A Phone Call Away

Terps PR Tony Logan and Jets CB Kyle Wilson, best friends and playmakers alike, maintain their longstanding friendship despite the distance.

Ball secured in his forearms; feet squared at the 16-yard line; his team trailing by two. Hesitant at first, but nimble enough to recover, and force a gunner to miss, blindly. Start left; then burst to the right. Gone. Out of sight. Off to the races. Touchdown.

Terps 14, Duke 9 – a lead the team wouldn’t surrender the remainder of the game. An 84-yard punt return set the tone for the Terps victory Saturday, as once again the team was sparked by their return man.

“I wasn’t expecting it all. It looked like there wasn’t going to be anything [on that return], but I knew we needed something to get the team going, and it felt good to get in the end zone again,” Logan said.

With a touchdown in each of the Terps’ past two games, both victories, Logan has cemented his legacy alongside Steve Suter and Bob Smith as the only punt returner to score twice in one season. His 415 return yards already positions him at third-best in a single season; and 564 career yards ranks him fifth all-time. Humbling enough?

“I never would have thought a couple months ago that I’d be able to get to that point,” Logan professed, “but obviously guys busting me with some opportunities and I’m just trying to take advantage of them.”

Logan accredited his punt return unit for their efforts every time they venture onto the field. “We have six receivers out there and we’re like brothers. They take [their jobs] personal.”

But what’s most gratifying is team success. Although a bit cliché, it’s taken to another degree with Logan, whose pure role on the team is to make plays when he can get the ball in his hands. And when he’s successful, so are the Terps.

“Every time I get the ball I try to score,” Logan said. “It’s a big boost for our team. It’s a big momentum play. Hopefully they’ll keep kicking it, and we’ll keep returning it.”

The next day

Sunday afternoon, Logan received a phone call just after the New York Jets defeated the Buffalo Bills. It was his cousin, his best, his role model, of course, on the other side.

“[Kyle Wilson] called me right after his game and said congratulations. He told me he was proud and couldn’t believe I scored again,” Logan said.

Wilson, the former Boise State star and first-round draft choice by the Jets, has maintained a relationship with Logan since the two were children. Wilson emerged as a role model growing up in Piscataway, N.J. The friendship blossomed, according to Logan, because they spent a lot of time together, mostly playing the same sports.

“He’s been a role model for me – somebody to follow,” Logan said. “Obviously he’s done all the right things ever since we were young – good in school, good on the football field, in every sport, in everything he did. I just wanted to be like him. And still, to this day, [I am] following him, in his footsteps, trying to be where he’s at.”

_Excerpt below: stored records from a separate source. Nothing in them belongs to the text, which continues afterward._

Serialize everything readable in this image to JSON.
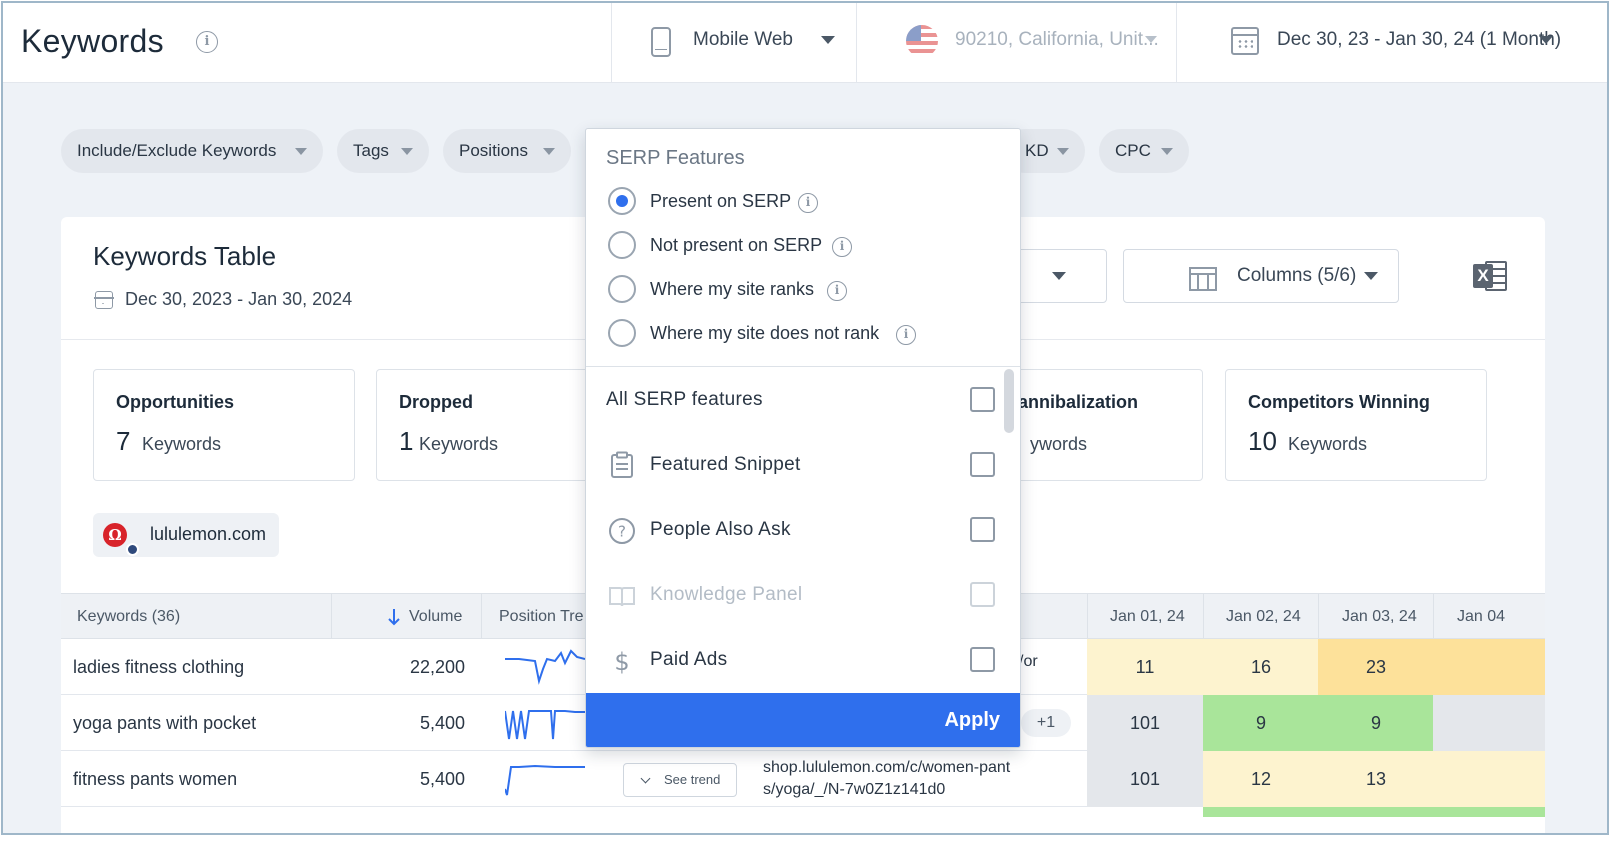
{
  "header": {
    "title": "Keywords",
    "device": "Mobile Web",
    "location": "90210, California, Unit...",
    "date_range": "Dec 30, 23 - Jan 30, 24 (1 Month)"
  },
  "filters": [
    {
      "label": "Include/Exclude Keywords"
    },
    {
      "label": "Tags"
    },
    {
      "label": "Positions"
    },
    {
      "label": "KD"
    },
    {
      "label": "CPC"
    }
  ],
  "card": {
    "title": "Keywords Table",
    "date": "Dec 30, 2023 - Jan 30, 2024",
    "columns_label": "Columns (5/6)"
  },
  "stats": [
    {
      "title": "Opportunities",
      "value": "7",
      "unit": "Keywords"
    },
    {
      "title": "Dropped",
      "value": "1",
      "unit": "Keywords"
    },
    {
      "title": "annibalization",
      "value": "",
      "unit": "ywords"
    },
    {
      "title": "Competitors Winning",
      "value": "10",
      "unit": "Keywords"
    }
  ],
  "domain": "lululemon.com",
  "table": {
    "headers": {
      "keywords": "Keywords (36)",
      "volume": "Volume",
      "trend": "Position Tre",
      "dates": [
        "Jan 01, 24",
        "Jan 02, 24",
        "Jan 03, 24",
        "Jan 04"
      ]
    },
    "rows": [
      {
        "keyword": "ladies fitness clothing",
        "volume": "22,200",
        "url_frag": "/or",
        "positions": [
          "11",
          "16",
          "23",
          ""
        ]
      },
      {
        "keyword": "yoga pants with pocket",
        "volume": "5,400",
        "extra": "+1",
        "positions": [
          "101",
          "9",
          "9",
          ""
        ]
      },
      {
        "keyword": "fitness pants women",
        "volume": "5,400",
        "trend_button": "See trend",
        "url_line1": "shop.lululemon.com/c/women-pant",
        "url_line2": "s/yoga/_/N-7w0Z1z141d0",
        "positions": [
          "101",
          "12",
          "13",
          ""
        ]
      }
    ]
  },
  "dropdown": {
    "title": "SERP Features",
    "radios": [
      {
        "label": "Present on SERP",
        "selected": true
      },
      {
        "label": "Not present on SERP",
        "selected": false
      },
      {
        "label": "Where my site ranks",
        "selected": false
      },
      {
        "label": "Where my site does not rank",
        "selected": false
      }
    ],
    "features": [
      {
        "label": "All SERP features",
        "icon": "none",
        "disabled": false
      },
      {
        "label": "Featured Snippet",
        "icon": "clipboard-icon",
        "disabled": false
      },
      {
        "label": "People Also Ask",
        "icon": "question-circle-icon",
        "disabled": false
      },
      {
        "label": "Knowledge Panel",
        "icon": "book-icon",
        "disabled": true
      },
      {
        "label": "Paid Ads",
        "icon": "dollar-icon",
        "disabled": false
      }
    ],
    "apply_label": "Apply"
  },
  "colors": {
    "accent": "#2f6fed",
    "pos_yellow": "#fdf3cf",
    "pos_orange": "#fde19a",
    "pos_green": "#a9e59a",
    "pos_gray": "#e4e7eb"
  }
}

A favorite memory shared by the two began as, “We entered this track meet in Virginia this time one. We had our own team; it was just us two,” It ended with the pair winning the most medals there.

Today, they’re each star athletes on contending teams. Nothing has changed.

Wilson and Logan speak on a regular basis, but usually try to avoid the football babble. Granted, the two will discuss things they saw in each other’s games – what they need to improve, something they saw or commend one another on their performance. For the most part, however, it’s an opportunity for a big brother to check in from 215 miles away.

“I just like to make sure he’s taking care of himself, school-wise and out and about,” Wilson said, embracing his role. “That will translate into football.”

On the field, Logan is making a name for himself, being mentioned in the same conversations with the likes of Suter and Smith. But records are simply the product of the hard work Logan has put forth since spring practices, as well as emulating his big brother.

“He finally got an opportunity to get out there and he’s making the most of it,” Wilson said. “He’s making a lot of plays right now and I’m just looking forward to him keeping it up.”

In 2008, with Broncos, Wilson returned three punts for touchdowns, the most in the nation. But when the two reunite this weekend during Logan’s bye week, Wilson vowed not to rub that in.

Instead, he laughed, and said he would let Logan doing the talking.

Come Saturday, it won’t be a usual game day. No cornerbacks, no wide receivers, no punt returns. It will be clash of titans – Logan versus Wilson, no holds barred, in a classic game of NBA 2K11.

Logan, confident in his abilities, said he’s been waiting for this date since Wilson began trash talking back in Boise.

For Wilson, however, “It will be a chance to hang out a little bit,” but then, “I’m definitely beating him.”